Burns Night approaches with the annual celebration of the poet’s birthday on the 25th January. He said it best:-

                                                                             “Then let us pray that come it may

                                                                            As come it will for a’that,

                                                                             That sense and worth o’er a’ the earth

                                                                            Shall bear the gree an’ a’that*

                                                                               For a’that and a’that,

                                                                                 It’s comin’ yet for a’that

                                                                         That man tae man the warld o’er

                                                                          Shall brithers be for a’that.”

                       Thanks for reading.

*’Will win the prize’


6 Replies to “2026”

  1. Well crafted as always, Peter. The Liberal’ brand has Ben successfully demonized in the U.S. as a result of large sums of money spent in order to devalue a word describing a frame of mind that means no harm. Being a ‘Social Democrat’ is almost acceptable (Bernie is so winsome) but such a label is always followed with condescending nods to link it to the devils work. Democracy slipped off the rails of the (purchased) Citizens United ruling allowing dark money into political messaging. Kind hearted Liberals don’t stand a chance.

    1. We need to talk again, Bruce. You who have lived in the States for many years and have so many insights which show your wisdom. Thanks for reading and your comments.

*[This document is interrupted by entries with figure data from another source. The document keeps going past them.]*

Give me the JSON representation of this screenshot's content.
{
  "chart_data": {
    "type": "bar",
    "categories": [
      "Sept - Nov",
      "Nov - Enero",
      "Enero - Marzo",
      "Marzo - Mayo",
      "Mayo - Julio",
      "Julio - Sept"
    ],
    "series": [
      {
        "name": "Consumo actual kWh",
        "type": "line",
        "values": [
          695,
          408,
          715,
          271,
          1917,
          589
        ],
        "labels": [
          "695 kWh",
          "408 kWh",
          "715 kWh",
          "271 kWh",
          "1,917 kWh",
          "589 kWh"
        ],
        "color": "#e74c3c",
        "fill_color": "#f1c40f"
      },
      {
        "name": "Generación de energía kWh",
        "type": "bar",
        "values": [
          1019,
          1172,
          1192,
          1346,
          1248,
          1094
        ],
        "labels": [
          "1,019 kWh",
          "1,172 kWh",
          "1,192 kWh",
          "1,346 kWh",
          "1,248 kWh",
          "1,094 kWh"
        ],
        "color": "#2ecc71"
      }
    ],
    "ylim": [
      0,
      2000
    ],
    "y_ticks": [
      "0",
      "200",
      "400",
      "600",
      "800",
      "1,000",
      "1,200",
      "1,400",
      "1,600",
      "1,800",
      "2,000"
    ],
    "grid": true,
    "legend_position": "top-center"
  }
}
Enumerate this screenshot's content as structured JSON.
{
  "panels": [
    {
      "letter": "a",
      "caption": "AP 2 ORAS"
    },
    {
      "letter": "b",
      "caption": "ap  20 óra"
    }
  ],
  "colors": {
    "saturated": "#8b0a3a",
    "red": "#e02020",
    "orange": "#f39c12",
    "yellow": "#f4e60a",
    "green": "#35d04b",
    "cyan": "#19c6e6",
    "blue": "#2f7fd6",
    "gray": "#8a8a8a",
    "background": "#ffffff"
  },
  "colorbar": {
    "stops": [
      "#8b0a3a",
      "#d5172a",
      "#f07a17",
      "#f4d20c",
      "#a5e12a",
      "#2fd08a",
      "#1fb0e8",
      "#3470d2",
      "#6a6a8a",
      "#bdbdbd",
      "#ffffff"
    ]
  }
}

      1. You have hit several nails on several heads. I agree with them all Peter. But the turbulence in the world just niw concerns me. There has always been turbulence since Cain fought Abel over a bowl of porridge. But hoped that one day peace and plenty would be the rule. Hey ho. Here’s hoping its just words.

        1. Nice talking with you today, Peggy. Thanks for reading and commenting. People can take my heart and soul, they can mock and tease, rile and bully and Davidson will not respond, But woe betide anybody who eats my porridge!

  2. Well said, Pete. Thanks for this. When I think about the misery that these men cause to the numberless people that these men will never meet, who have no idea of the hopes and dreams of ‘little people’, people who just want 3 squares a day and a safe place to lay their heads, I have this terrible feeling of sadness. I have always had the expectation that human nature and honour would lead increasingly to a more just society and now it seems that we now have to fight just to survive and all because of a few people who are egotistical and greedy. The ‘hollow men’, I’m waiting for their ‘whimper’, which will surely come.

    1. The ‘hollow men’ indeed, Anne, is such an excellent description. One word that is not used often enough to describe them is ‘childish’ or ‘petty’. When Russia held the European Football Championship, the rain bucketed down on the dignitaries as they stood on the podium at the closing ceremony. An acolyte held an umbrella for Putin. Nobody held one for the Croatian President. She was soaked. Obama or Clinton or Bush would have moved over to her and shared their umbrella with a smile and a cheery word. Trump complains that the escalator at the UN is sabotaged so he has to walk. Pathetic, laughable, petulant, puerile, posturing. Nanny should have smacked their bottoms and sent them to bed early with no supper. Thanks for reading and commenting.